Malgré les affirmations de la locataire qui prétend qu’aucun travaux n’a été entrepris et que le logement est insalubre, il résulte des pièces produites par la bailleresse :
— que la chaudière a fait l’objet de réparations le 7 décembre 2021 (facture pour un montant de 263,31 €),
— que des travaux électriques et de VMC avec pose d’un détecteur de fumée ont été réalisés en novembre 2022 (facture pour un total de 495 €),
— que des fenêtres et les volets ont été changé en juin 2023 (facture pour un montant total de 7.996 €),
— que des travaux d’isolation de la terrasse ont été entrepris en décembre 2023 (facture d’un total de 1.785 €).
Ainsi compte tenu des factures produites, la demanderesse ne prouve pas que les griefs tenant aux anomalies électriques et de l’installation au gaz, les fuites d’eau de la chaudière, les ventilations et les volets et fenêtres soient encore d’actualité.
S’agissant de la teneur en plomb, cela ne suffit pas à caractériser une impossibilité d’habiter le logement, aucune précision n’étant fournie à ce sujet.
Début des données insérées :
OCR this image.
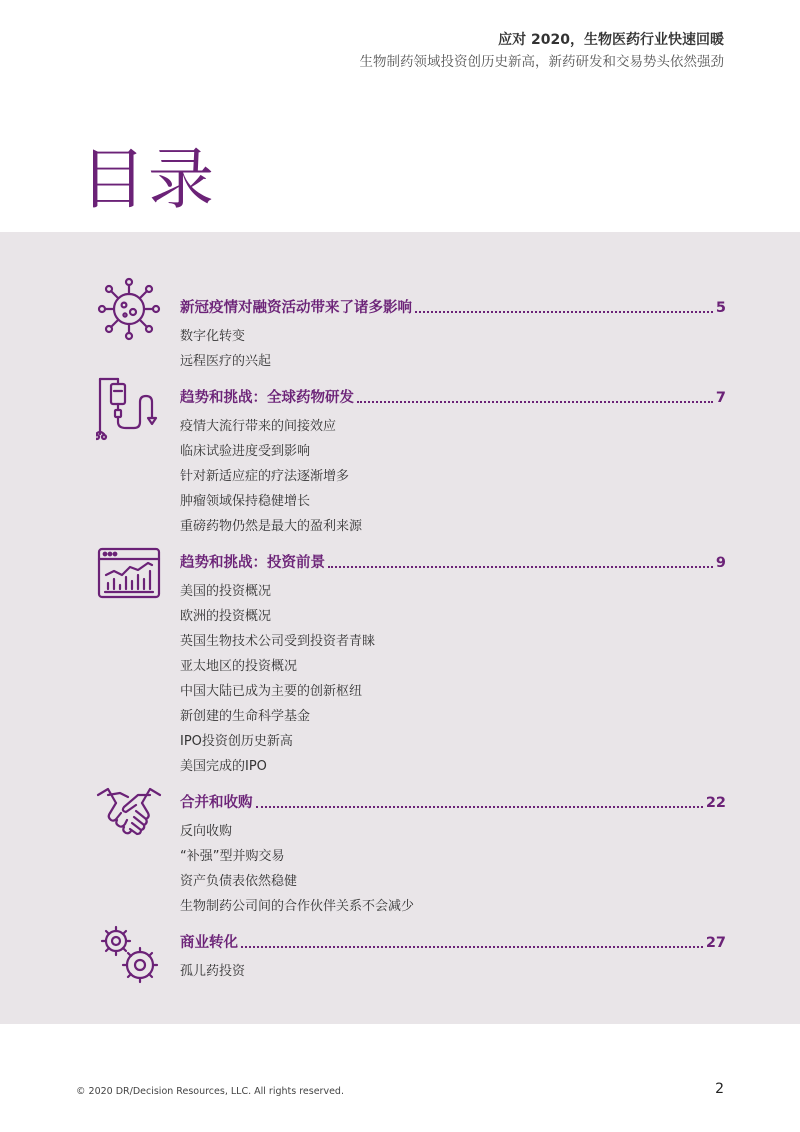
应对 2020，生物医药行业快速回暖
生物制药领域投资创历史新高，新药研发和交易势头依然强劲
目录
新冠疫情对融资活动带来了诸多影响	5
数字化转变
远程医疗的兴起
趋势和挑战：全球药物研发	7
疫情大流行带来的间接效应
临床试验进度受到影响
针对新适应症的疗法逐渐增多
肿瘤领域保持稳健增长
重磅药物仍然是最大的盈利来源
趋势和挑战：投资前景	9
美国的投资概况
欧洲的投资概况
英国生物技术公司受到投资者青睐
亚太地区的投资概况
中国大陆已成为主要的创新枢纽
新创建的生命科学基金
IPO投资创历史新高
美国完成的IPO
合并和收购	22
反向收购
“补强”型并购交易
资产负债表依然稳健
生物制药公司间的合作伙伴关系不会减少
商业转化	27
孤儿药投资
© 2020 DR/Decision Resources, LLC. All rights reserved.	2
En effet la demanderesse ne produit que le récapitulatif des diagnostics et non le rapport complet, il n’est donc pas possible de connaître la localisation de ce plomb et les travaux susceptibles de remédier à ce problème pour vérifier s’ils ont été ou non effectués.
Ainsi, le seul problème subsistant semble être la question de l’isolation de la partie terrasse et la réparation de la couverture qui s’est avérée être en amiante.
Pour autant, il résulte des pièces produites que ces travaux ont débuté et il apparaît que la question des travaux en présence d’amiante a été traitée avec sérieux dès lors que les analyses ont confirmé la présence d’amiante le 1er février 2024, puisque la bailleresse a expliqué à Mme [Y] [G] qu’une entreprise spécialisée devait intervenir par courrier recommandé du 29 février 2024.
Sachant que les travaux d’isolation portent essentiellement sur la terrasse, que des huisseries neuves ont déjà été posées et qu’il n’est pas établi que la présence de ces plaques d’amiante représentent un danger immédiat pour l’occupante de l’immeuble, les certificats médicaux fournis à ce sujet étant insuffisants, il doit être considéré que Mme [Y] [G] est mal fondée à se prévaloir d’une exception d’inexécution, l’inhabitabilité du logement n’étant pas prouvée.
Mme [Y] [G] n’établit pas non plus que les travaux localisés sur la terrasse exigent d’être réalisés en l’absence de la locataire.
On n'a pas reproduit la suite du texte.